4

I find myself in the awkward, although apparently not uncommon, position of being ordered to write, or at least end up with, documentation in the Word format.

I don't have anything that fancy in my LaTeX source file save the title page, which I don't particularly care about. I do however make extensive use of the logical markup capabilities of LaTeX, using things like \servername#1 and \ipaddress#1 and acronyms using the acro package.

I have no figures that I'm not willing to export with standalone and no fancy minipage action going on --- just straight LaTeX. Pandoc seemed to be my best bet, but it simply skipped/stripped my custom commands (\servername, things from acro) from the document completely. It would be a decent solution if this were not the case.

Does there exist a preprocessor that will attempt to expand macro definitions into their appropriate 'base calls'? (I'm talking about things like \def\servername#1{\texttt{#1}}). For example,

\documentclass{article}
\newcommand{\servername}[1]{\texttt{#1}}
\begin{document}
Hi!  My server is \servername{localhost}.
\end{document}

is converted to

\documentclass{article}
\begin{document}
Hi!  My server is \texttt{localhost}.
\end{document}
Sean Allred
  • 27,421

1 Answers1

3

I have a "proof of concept" for you. It would need a fair bit of work to be usable.
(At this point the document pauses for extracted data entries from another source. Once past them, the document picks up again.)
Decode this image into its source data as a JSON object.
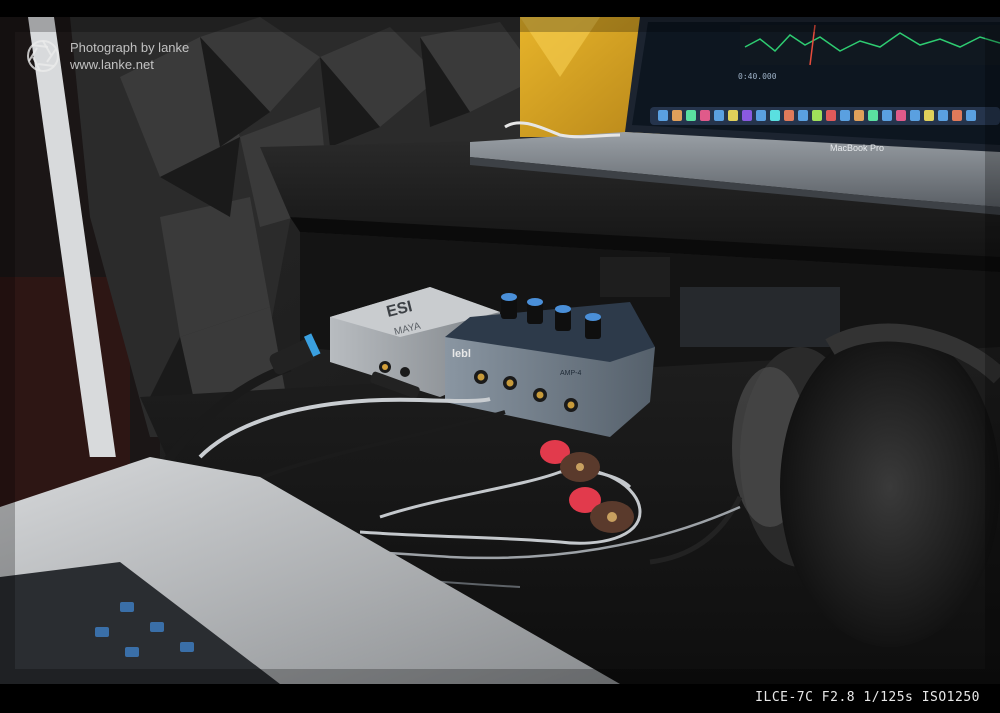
{
  "watermark": {
    "line1": "Photograph by lanke",
    "line2": "www.lanke.net",
    "icon": "aperture-icon"
  },
  "photo": {
    "laptop_label": "MacBook Pro",
    "esi_logo": "ESI",
    "esi_model": "MAYA",
    "amp_brand": "lebl",
    "amp_model": "AMP-4",
    "screen_timecode": "0:40.000"
  },
  "exif": {
    "text": "ILCE-7C F2.8 1/125s ISO1250"
  }
}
Background: I use LaTeX to write things like nlab posts. The mathematical handling there is a simplified LaTeX syntax but doesn't allow for \newcommand (or similar). Whilst this is eminently sensible, after writing \mathbb{R} twenty times you start longing for the ability to write \newcommand\R{\mathbb{R}}. So I've been working on a LaTeX package which converts a purpose-written LaTeX document into something that the software underlying the nLab can understand.

Now the important part for your situation is the fact that the mathematical handling is a simplified LaTeX syntax. This means that if I write \mathbb{R} then I want that to go through exactly as is. But if I put \newcommand\R{\mathbb{R}} then I want \R to expand to \mathbb{R} and then for that to go through. So I have a general system whereby one can declare which macros "go through".

Adapting this to your situation would simply mean supplying the list of macros (and their arguments, also environments work) that pandoc understands.

The code is currently on github and I've just added the proof-of-concept pandoc module and your sample as pandoc_test.tex. Not very surprisingly, pdflatex pandoc_test.tex produces a PDF containing exactly the desired output (which can then be converted to text via pdftotext).

It would, however, take a bit of work to add all the macros that pandoc understands to the list.

Andrew Stacey
  • 153,724
  • 43
  • 389
  • 751